|Name||Pershore High School|
|Ofsted Inspection Rating||Good|
|Address||Station Road, Pershore, WR10 2BX|
|Religious Character||Does Not Apply|
|Number of Pupils||1127 (52.6% boys 47.4% girls)|
|Number of Pupils per Teacher||15.7|
|Academy Sponsor||Avonreach Academy Trust|
|Percentage Free School Meals||11.3%|
|Percentage English is Not First Language||1.7%|
|Pupils with SEN Support||11.5%|
|Catchment Area Indicator Available||Yes|
|Last Distance Offered Available||No|
Highlights from Latest Full Inspection (16 July 2013)
There may have been more recent inspections such as monitoring visits or short inspections. For details of all inspections, please view this provider on our map here.
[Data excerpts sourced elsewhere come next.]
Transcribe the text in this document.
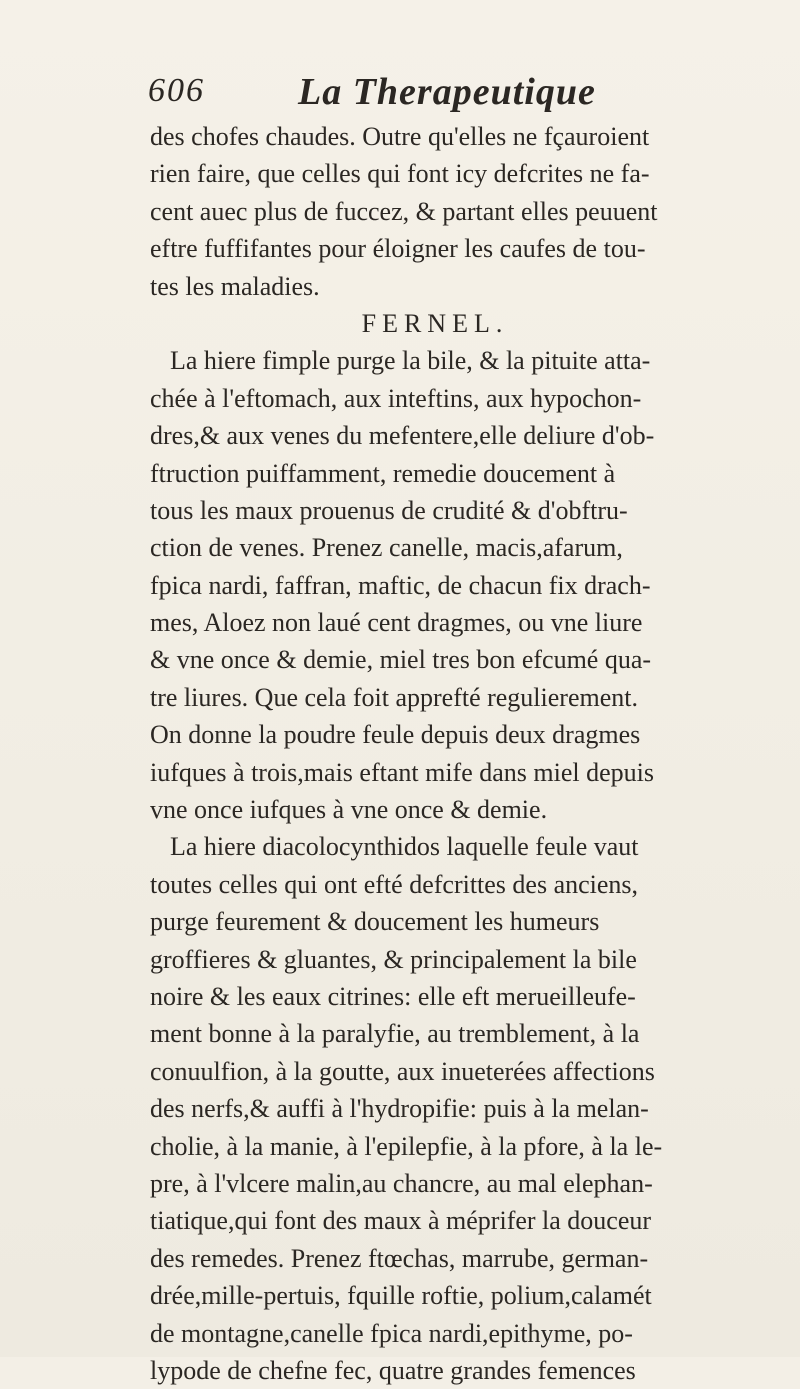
606 La Therapeutique
des chofes chaudes. Outre qu'elles ne fçauroient
rien faire, que celles qui font icy defcrites ne fa-
cent auec plus de fuccez, & partant elles peuuent
eftre fuffifantes pour éloigner les caufes de tou-
tes les maladies.
FERNEL.
La hiere fimple purge la bile, & la pituite atta-
chée à l'eftomach, aux inteftins, aux hypochon-
dres,& aux venes du mefentere,elle deliure d'ob-
ftruction puiffamment, remedie doucement à
tous les maux prouenus de crudité & d'obftru-
ction de venes. Prenez canelle, macis,afarum,
fpica nardi, faffran, maftic, de chacun fix drach-
mes, Aloez non laué cent dragmes, ou vne liure
& vne once & demie, miel tres bon efcumé qua-
tre liures. Que cela foit apprefté regulierement.
On donne la poudre feule depuis deux dragmes
iufques à trois,mais eftant mife dans miel depuis
vne once iufques à vne once & demie.
La hiere diacolocynthidos laquelle feule vaut
toutes celles qui ont efté defcrittes des anciens,
purge feurement & doucement les humeurs
groffieres & gluantes, & principalement la bile
noire & les eaux citrines: elle eft merueilleufe-
ment bonne à la paralyfie, au tremblement, à la
conuulfion, à la goutte, aux inueterées affections
des nerfs,& auffi à l'hydropifie: puis à la melan-
cholie, à la manie, à l'epilepfie, à la pfore, à la le-
pre, à l'vlcere malin,au chancre, au mal elephan-
tiatique,qui font des maux à méprifer la douceur
des remedes. Prenez ftœchas, marrube, german-
drée,mille-pertuis, fquille roftie, polium,calamét
de montagne,canelle fpica nardi,epithyme, po-
lypode de chefne fec, quatre grandes femences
Information about this school
Pershore High School is larger than the average-sized secondary school. The school converted to academy status in July 2011. When its predecessor school, also known as Pershore High School, was last inspected by Ofsted, it was judged to be good. Almost all students are from White British backgrounds. There are no students at the early stages of learning English. The proportion of disabled pupils and those who have special educational needs supported through school action is below average. The proportion supported at school action plus, or with a statement of special educational needs, is broadly average. The school has an Autism Base providing specialist support for up to 15 students with autism spectrum disorder. The proportion of students known to be eligible for support through the pupil premium is below average. This is additional support for children in the care of the local authority, pupils known to be eligible for free school meals and pupils with a parent in the armed services. Approximately 26 students from Key Stage 4 attend alternative provision at South Worcestershire College and the Pershore campus of Warwickshire College. They follow vocational courses including animal care, land based studies, motor vehicle maintenance and hair and beauty. The school meets the government’s current floor standards for secondary schools, which set the minimum expectations for students’ attainment and progress.
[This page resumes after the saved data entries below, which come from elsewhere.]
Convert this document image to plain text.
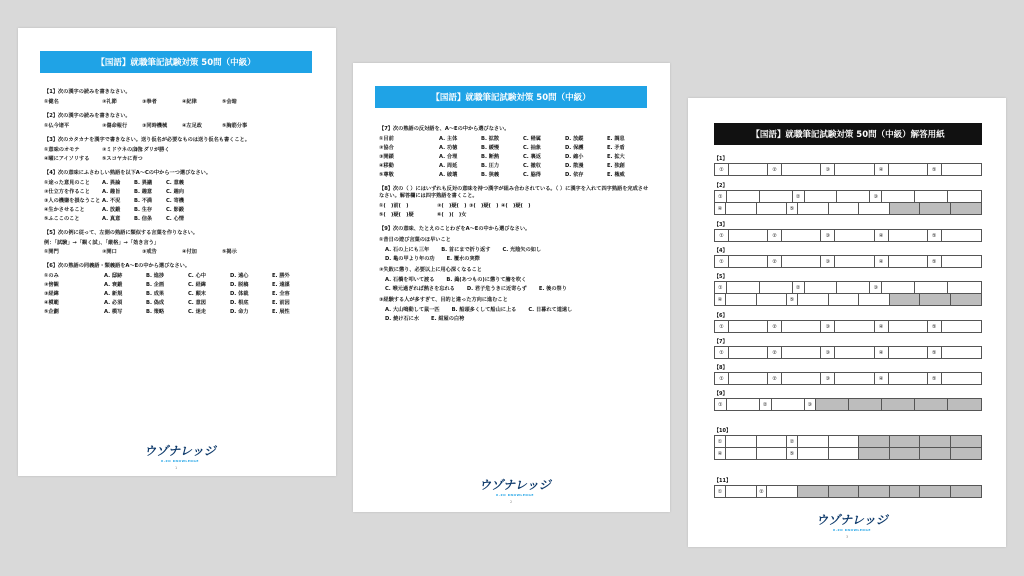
【国語】就職筆記試験対策 50問（中級）
【1】次の漢字の読みを書きなさい。
①健名	②礼節	③拳者	④紀律	⑤会暗
【2】次の漢字の読みを書きなさい。
①仏今诸平	②傷命報行	③同時機械	④左足政	⑤胸筋分事
【3】次のカタカナを漢字で書きなさい。送り仮名が必要なものは送り仮名も書くこと。
①意味のオモテ	②ミドウネの広告
③ヒダリが勝く
④曜にアイソリする	⑤スコヤカに育つ
【4】次の意味にふさわしい熟語を以下A〜Cの中から一つ選びなさい。
①途った意見のこと	A. 異論	B. 異議	C. 意義
②仕立方を作ること	A. 趣旨	B. 趣意	C. 趣向
③人の機嫌を損なうこと A. 不況	B. 不満	C. 寄機
④生かさせること	A. 放鍛	B. 生存	C. 影鍛
⑤ふここのこと	A. 真意	B. 信条	C. 心情
【5】次の例に従って、左側の熟語に類似する言葉を作りなさい。
例：「試験」→「観く試」、「厳格」→「効き言う」
①開門	②開口	③戒告	④付加	⑤掲示
【6】次の熟語の同義語・類義語をA〜Eの中から選びなさい。
①のみ	A. 邸跡	B. 進捗	C. 心中	D. 遠心	E. 勝外
②傍観	A. 衰鍛	B. 企画	C. 経緯	D. 脱稿	E. 遠謀
③経緯	A. 新規	B. 成果	C. 顛末	D. 体裁	E. 全容
④模範	A. 必須	B. 偽成	C. 意図	D. 根底	E. 前因
⑤企劃	A. 模写	B. 策略	C. 迷走	D. 命力	E. 展性
ウゾナレッジ
U-ZO KNOWLEDGE
1
【国語】就職筆記試験対策 50問（中級）
【7】次の熟語の反対語を、A〜Eの中から選びなさい。
①目前	A. 主体	B. 拡散	C. 帰属	D. 放縦	E. 調息
②協合	A. 功徳	B. 緩慢	C. 抽象	D. 保護	E. 矛盾
③開鎖	A. 合理	B. 断熱	C. 裏返	D. 縮小	E. 拡大
④移動	A. 周延	B. 圧力	C. 撤収	D. 散漫	E. 独創
⑤尊敬	A. 破壊	B. 狭義	C. 脇得	D. 依存	E. 権威
【8】次の（ ）にはいずれも反対の意味を持つ漢字が組み合わされている。（ ）に漢字を入れて四字熟語を完成させなさい。解答欄には四字熟語を書くこと。
①(　)前(　)	②(　)疑(　) ③(　)疑(　) ④(　)疑(　)
⑤(　)疑(　)疑	⑥(　)(　)女
【9】次の意味、たとえのことわざをA〜Eの中から選びなさい。
①昔日の遊び言葉のほ早いこと
A. 石の上にも三年 B. 首にまで折り返す C. 光陰矢の如し
D. 亀の甲より年の功 E. 覆水の実際
②失敗に懲り、必要以上に用心深くなること
A. 石橋を叩いて渡る B. 羮(あつもの)に懲りて膾を吹く
C. 喉元過ぎれば熱さを忘れる D. 君子危うきに近寄らず E. 後の祭り
③経験する人が多すぎて、目的と違った方向に進むこと
A. 大山鳴動して鼠一匹 B. 船頭多くして船山に上る C. 日暮れて道遠し
D. 焼け石に水 E. 紺屋の白袴
ウゾナレッジ
U-ZO KNOWLEDGE
2
【国語】就職筆記試験対策 50問（中級）解答用紙
【1】
①	②	③	④	⑤
【2】
①	②	③
④	⑤
【3】
①	②	③	④	⑤
【4】
①	②	③	④	⑤
【5】
①	②	③
④	⑤
【6】
①	②	③	④	⑤
【7】
①	②	③	④	⑤
【8】
①	②	③	④	⑤
【9】
①	②	③
【10】
①	②
④	⑤
【11】
①	②
ウゾナレッジ
U-ZO KNOWLEDGE
3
Summary of key findings for parents and pupils
This is a good school. Students make good progress and achieve well. Standards by the end of Year 11 are above average. Leaders and staff have responded swiftly to the below expected examination results in English in 2012. Students’ progress has improved over the year and their achievement is now good. Teaching is good with some outstanding practice. Teachers know their subjects well and are skilled in using questioning to extend students’ learning. The sixth form is outstanding. Students make rapid progress from their starting points. They benefit from a wide choice of courses that appeal to their interests. Students’ behaviour is excellent. They are polite and courteous and are extremely supportive of each other. They gain tremendous confidence through participation in the school’s programmes to build their leadership skills. Leaders have worked successfully to bring about improvements in the quality of teaching. The school has effective and well organised systems for managing teaching and learning. Students are able to choose from a wide variety of subjects and courses. There is an excellent choice of activities outside the classroom and these enrich students’ learning. Governance is strong. Members of the governing body are skilled and knowledgeable, providing support and challenge to school leaders. They make a valuable contribution to the school’s ongoing improvement. It is not yet an outstanding school because : There is not enough outstanding teaching to make sure that all students make rapid progress. At times, teachers do not check students’ understanding thoroughly enough during lessons, so that students move on to new tasks before they are ready. Students are not always given enough opportunities to discuss their learning during lessons. The quality of marking and feedback varies. Not all staff have fully adopted the school’s marking policy and, as a result, students are not always clear about precisely how they can improve their work.